I took a crash dump, which is available on the Whamcloud FTP as fir-io5-s1_20200407_vmcore with the following signature:
KERNEL: /usr/lib/debug/lib/modules/3.10.0-957.27.2.el7_lustre.pl2.x86_64/vmlinux
DUMPFILE: vmcore [PARTIAL DUMP]
CPUS: 48
DATE: Tue Apr 7 21:51:23 2020
UPTIME: 20 days, 08:21:02
LOAD AVERAGE: 918.58, 918.33, 900.42
TASKS: 2426
NODENAME: fir-io5-s1
RELEASE: 3.10.0-957.27.2.el7_lustre.pl2.x86_64
VERSION: #1 SMP Thu Nov 7 15:26:16 PST 2019
MACHINE: x86_64 (1996 Mhz)
MEMORY: 255.6 GB
PANIC: "SysRq : Trigger a crash"
PID: 96554
COMMAND: "bash"
TASK: ffff9ff7679c4100 [THREAD_INFO: ffff9ff9e4e74000]
CPU: 23
STATE: TASK_RUNNING (SYSRQ)
I'm also attaching the output of foreach bt for convenience as fir-io5-s1_20200407_vmcore-dmesg.txt
.
Could you help me figure out what went wrong here?

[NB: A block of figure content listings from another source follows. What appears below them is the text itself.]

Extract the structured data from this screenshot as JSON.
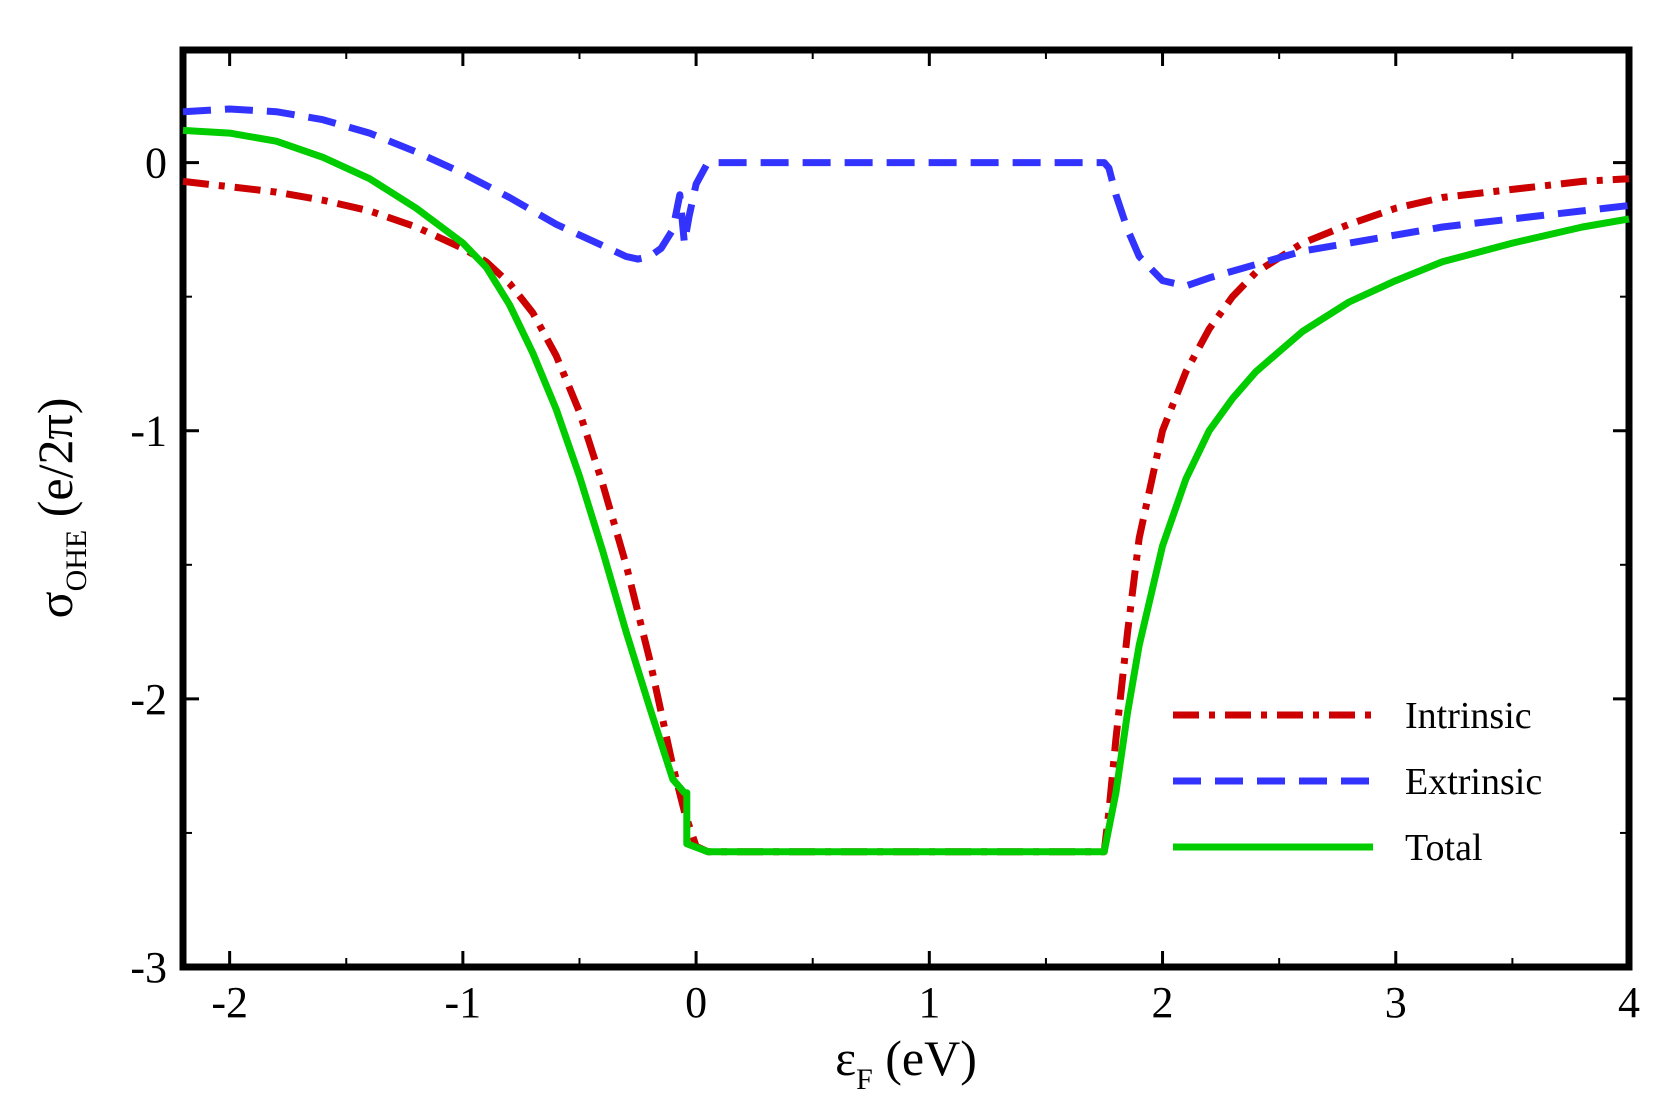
{
  "chart_data": {
    "type": "line",
    "xlabel": {
      "symbol": "ε",
      "subscript": "F",
      "rest": " (eV)"
    },
    "ylabel": {
      "symbol": "σ",
      "subscript": "OHE",
      "rest": " (e/2π)"
    },
    "xlim": [
      -2.2,
      4
    ],
    "ylim": [
      -3,
      0.42
    ],
    "xticks": [
      -2,
      -1,
      0,
      1,
      2,
      3,
      4
    ],
    "xtick_labels": [
      "-2",
      "-1",
      "0",
      "1",
      "2",
      "3",
      "4"
    ],
    "yticks": [
      -3,
      -2,
      -1,
      0
    ],
    "ytick_labels": [
      "-3",
      "-2",
      "-1",
      "0"
    ],
    "legend_position": "bottom-right",
    "series": [
      {
        "name": "Intrinsic",
        "style": "dashdot",
        "color": "#cc0000",
        "x": [
          -2.2,
          -2.0,
          -1.8,
          -1.6,
          -1.4,
          -1.2,
          -1.0,
          -0.9,
          -0.8,
          -0.7,
          -0.6,
          -0.5,
          -0.4,
          -0.3,
          -0.2,
          -0.1,
          -0.05,
          0.0,
          0.05,
          1.75,
          1.77,
          1.8,
          1.85,
          1.9,
          2.0,
          2.1,
          2.2,
          2.3,
          2.4,
          2.6,
          2.8,
          3.0,
          3.2,
          3.5,
          3.8,
          4.0
        ],
        "y": [
          -0.07,
          -0.09,
          -0.11,
          -0.14,
          -0.18,
          -0.24,
          -0.32,
          -0.37,
          -0.45,
          -0.56,
          -0.72,
          -0.93,
          -1.2,
          -1.5,
          -1.85,
          -2.25,
          -2.42,
          -2.55,
          -2.57,
          -2.57,
          -2.42,
          -2.15,
          -1.75,
          -1.4,
          -1.0,
          -0.78,
          -0.62,
          -0.5,
          -0.41,
          -0.3,
          -0.23,
          -0.17,
          -0.13,
          -0.1,
          -0.07,
          -0.06
        ]
      },
      {
        "name": "Extrinsic",
        "style": "dashed",
        "color": "#3333ff",
        "x": [
          -2.2,
          -2.0,
          -1.8,
          -1.6,
          -1.4,
          -1.2,
          -1.0,
          -0.8,
          -0.6,
          -0.4,
          -0.3,
          -0.25,
          -0.2,
          -0.15,
          -0.1,
          -0.07,
          -0.05,
          -0.03,
          0.0,
          0.05,
          1.75,
          1.77,
          1.8,
          1.85,
          1.9,
          2.0,
          2.1,
          2.2,
          2.4,
          2.6,
          2.8,
          3.0,
          3.2,
          3.5,
          3.8,
          4.0
        ],
        "y": [
          0.19,
          0.2,
          0.19,
          0.16,
          0.11,
          0.04,
          -0.04,
          -0.13,
          -0.23,
          -0.31,
          -0.35,
          -0.36,
          -0.35,
          -0.32,
          -0.25,
          -0.12,
          -0.3,
          -0.2,
          -0.08,
          0.0,
          0.0,
          -0.02,
          -0.12,
          -0.25,
          -0.35,
          -0.44,
          -0.46,
          -0.43,
          -0.38,
          -0.33,
          -0.3,
          -0.27,
          -0.24,
          -0.21,
          -0.18,
          -0.16
        ]
      },
      {
        "name": "Total",
        "style": "solid",
        "color": "#00cc00",
        "x": [
          -2.2,
          -2.0,
          -1.8,
          -1.6,
          -1.4,
          -1.2,
          -1.0,
          -0.9,
          -0.8,
          -0.7,
          -0.6,
          -0.5,
          -0.4,
          -0.3,
          -0.2,
          -0.1,
          -0.05,
          -0.04,
          -0.04,
          0.05,
          1.75,
          1.8,
          1.85,
          1.9,
          2.0,
          2.1,
          2.2,
          2.3,
          2.4,
          2.6,
          2.8,
          3.0,
          3.2,
          3.5,
          3.8,
          4.0
        ],
        "y": [
          0.12,
          0.11,
          0.08,
          0.02,
          -0.06,
          -0.17,
          -0.3,
          -0.39,
          -0.53,
          -0.71,
          -0.92,
          -1.17,
          -1.45,
          -1.75,
          -2.03,
          -2.3,
          -2.35,
          -2.35,
          -2.54,
          -2.57,
          -2.57,
          -2.35,
          -2.05,
          -1.8,
          -1.43,
          -1.18,
          -1.0,
          -0.88,
          -0.78,
          -0.63,
          -0.52,
          -0.44,
          -0.37,
          -0.3,
          -0.24,
          -0.21
        ]
      }
    ]
  }
}
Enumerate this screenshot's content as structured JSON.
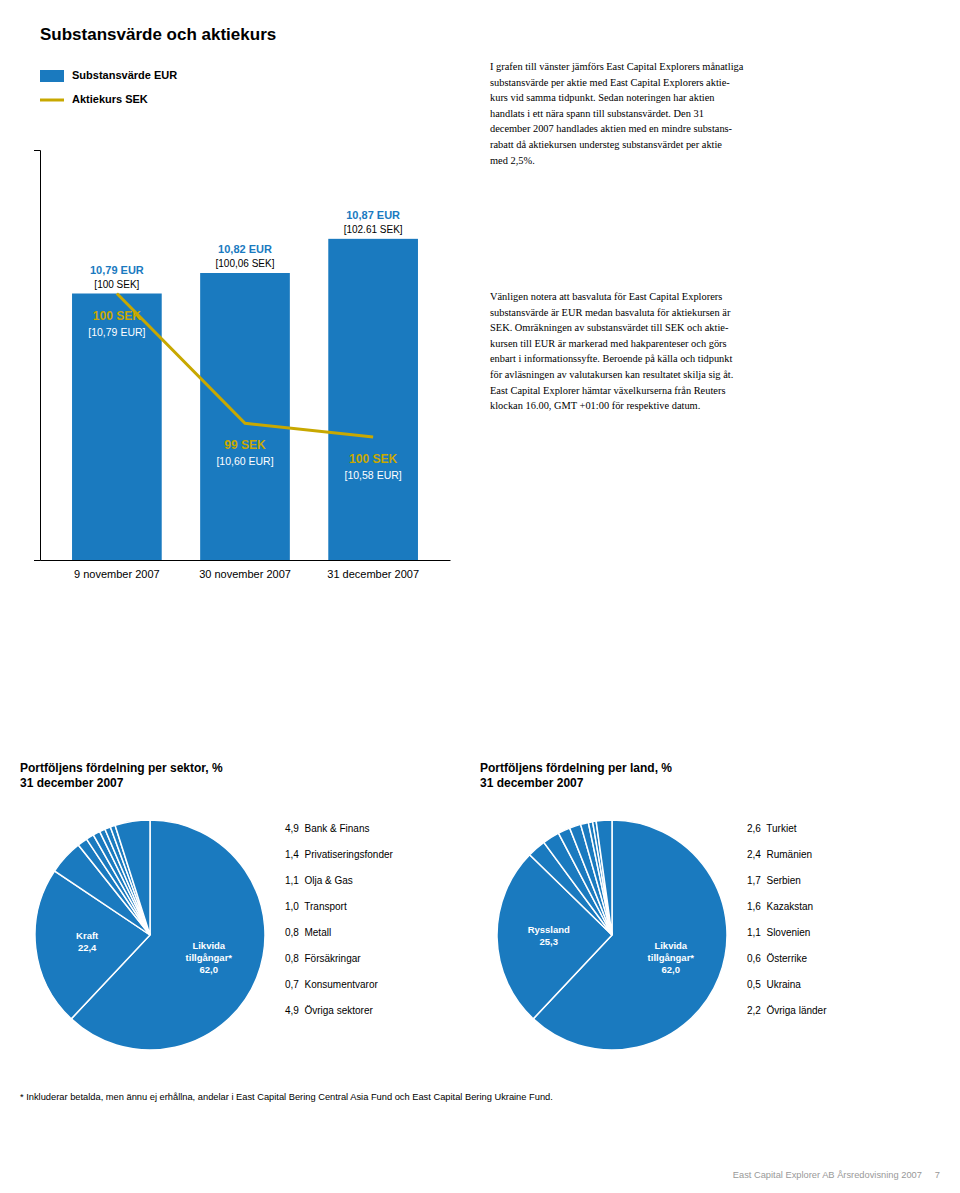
{
  "chart_data": [
    {
      "type": "bar",
      "title": "Substansvärde och aktiekurs",
      "categories": [
        "9 november 2007",
        "30 november 2007",
        "31 december 2007"
      ],
      "series": [
        {
          "name": "Substansvärde EUR",
          "type": "bar",
          "color": "#1a7abf",
          "values": [
            10.79,
            10.82,
            10.87
          ],
          "value_labels": [
            "10,79 EUR",
            "10,82 EUR",
            "10,87 EUR"
          ],
          "annotations": [
            "[100 SEK]",
            "[100,06 SEK]",
            "[102.61 SEK]"
          ]
        },
        {
          "name": "Aktiekurs SEK",
          "type": "line",
          "color": "#c8a800",
          "values": [
            10.79,
            10.6,
            10.58
          ],
          "value_labels": [
            "[10,79 EUR]",
            "[10,60 EUR]",
            "[10,58 EUR]"
          ],
          "annotations": [
            "100 SEK",
            "99 SEK",
            "100 SEK"
          ]
        }
      ],
      "ylim": [
        10.4,
        11.0
      ],
      "grid": false,
      "legend": "upper left",
      "data_labels": true,
      "tick_labels": "x",
      "annotations": [
        "I grafen till vänster jämförs East Capital Explorers månatliga\nsubstansvärde per aktie med East Capital Explorers aktie-\nkurs vid samma tidpunkt. Sedan noteringen har aktien\nhandlats i ett nära spann till substansvärdet. Den 31\ndecember 2007 handlades aktien med en mindre substans-\nrabatt då aktiekursen understeg substansvärdet per aktie\nmed 2,5%.",
        "Vänligen notera att basvaluta för East Capital Explorers\nsubstansvärde är EUR medan basvaluta för aktiekursen är\nSEK. Omräkningen av substansvärdet till SEK och aktie-\nkursen till EUR är markerad med hakparenteser och görs\nenbart i informationssyfte. Beroende på källa och tidpunkt\nför avläsningen av valutakursen kan resultatet skilja sig åt.\nEast Capital Explorer hämtar växelkurserna från Reuters\nklockan 16.00, GMT +01:00 för respektive datum."
      ]
    },
    {
      "type": "pie",
      "title": "Portföljens fördelning per sektor, %\n31 december 2007",
      "categories": [
        "Likvida\ntillgångar*\n62,0",
        "Kraft\n22,4",
        "4,9  Bank & Finans",
        "1,4  Privatiseringsfonder",
        "1,1  Olja & Gas",
        "1,0  Transport",
        "0,8  Metall",
        "0,8  Försäkringar",
        "0,7  Konsumentvaror",
        "4,9  Övriga sektorer"
      ],
      "values": [
        62.0,
        22.4,
        4.9,
        1.4,
        1.1,
        1.0,
        0.8,
        0.8,
        0.7,
        4.9
      ],
      "color": "#1a7abf"
    },
    {
      "type": "pie",
      "title": "Portföljens fördelning per land, %\n31 december 2007",
      "categories": [
        "Likvida\ntillgångar*\n62,0",
        "Ryssland\n25,3",
        "2,6  Turkiet",
        "2,4  Rumänien",
        "1,7  Serbien",
        "1,6  Kazakstan",
        "1,1  Slovenien",
        "0,6  Österrike",
        "0,5  Ukraina",
        "2,2  Övriga länder"
      ],
      "values": [
        62.0,
        25.3,
        2.6,
        2.4,
        1.7,
        1.6,
        1.1,
        0.6,
        0.5,
        2.2
      ],
      "color": "#1a7abf"
    }
  ],
  "footnote": "* Inkluderar betalda, men ännu ej erhållna, andelar i East Capital Bering Central Asia Fund och East Capital Bering Ukraine Fund.",
  "footer": "East Capital Explorer AB Årsredovisning 2007     7"
}
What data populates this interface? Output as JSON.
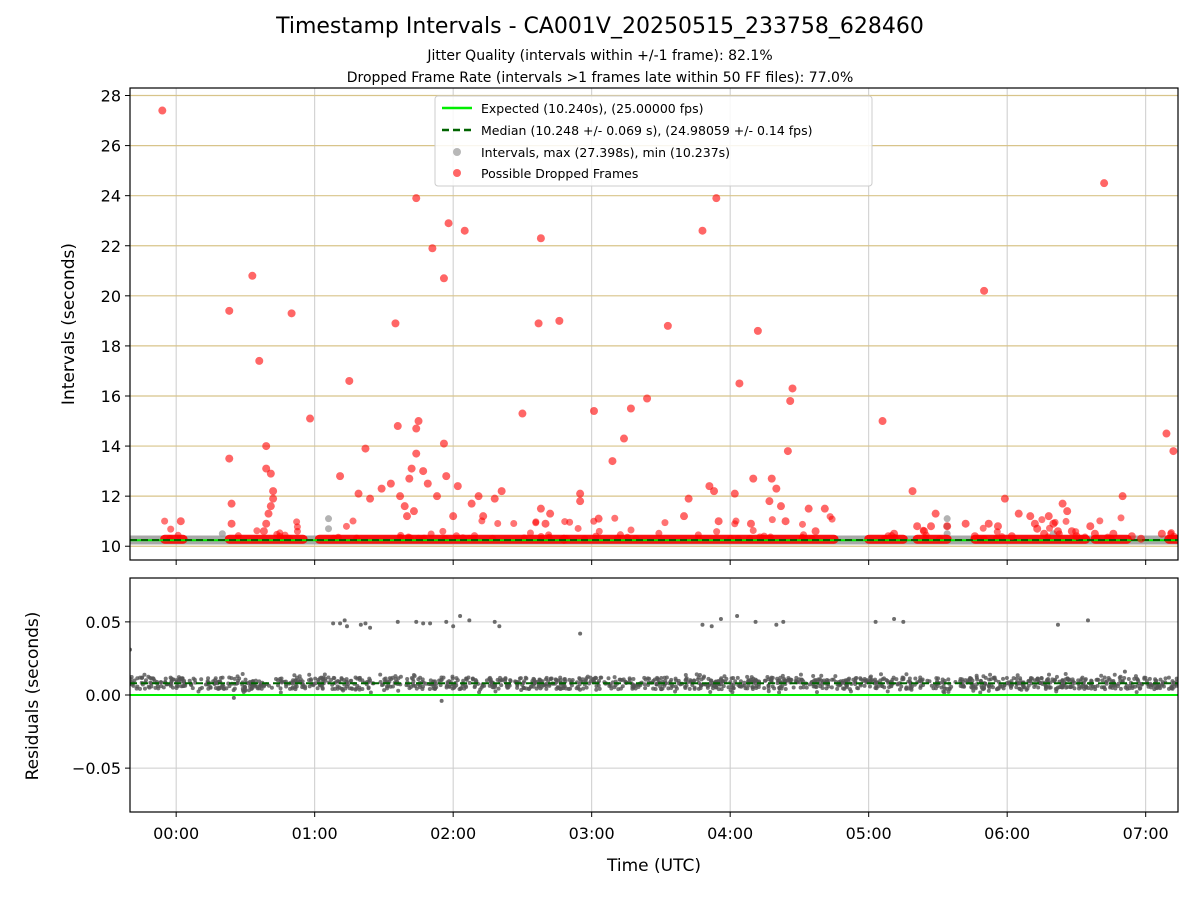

A restart of the OSS fixed the issue, even though the recovery took 15 minutes, but then later a MDS was identified as slow and issued a few backtraces. I'm preparing another ticket regarding this MDS issue. All servers are 2.12.4, clients on Sherlock are running 2.13.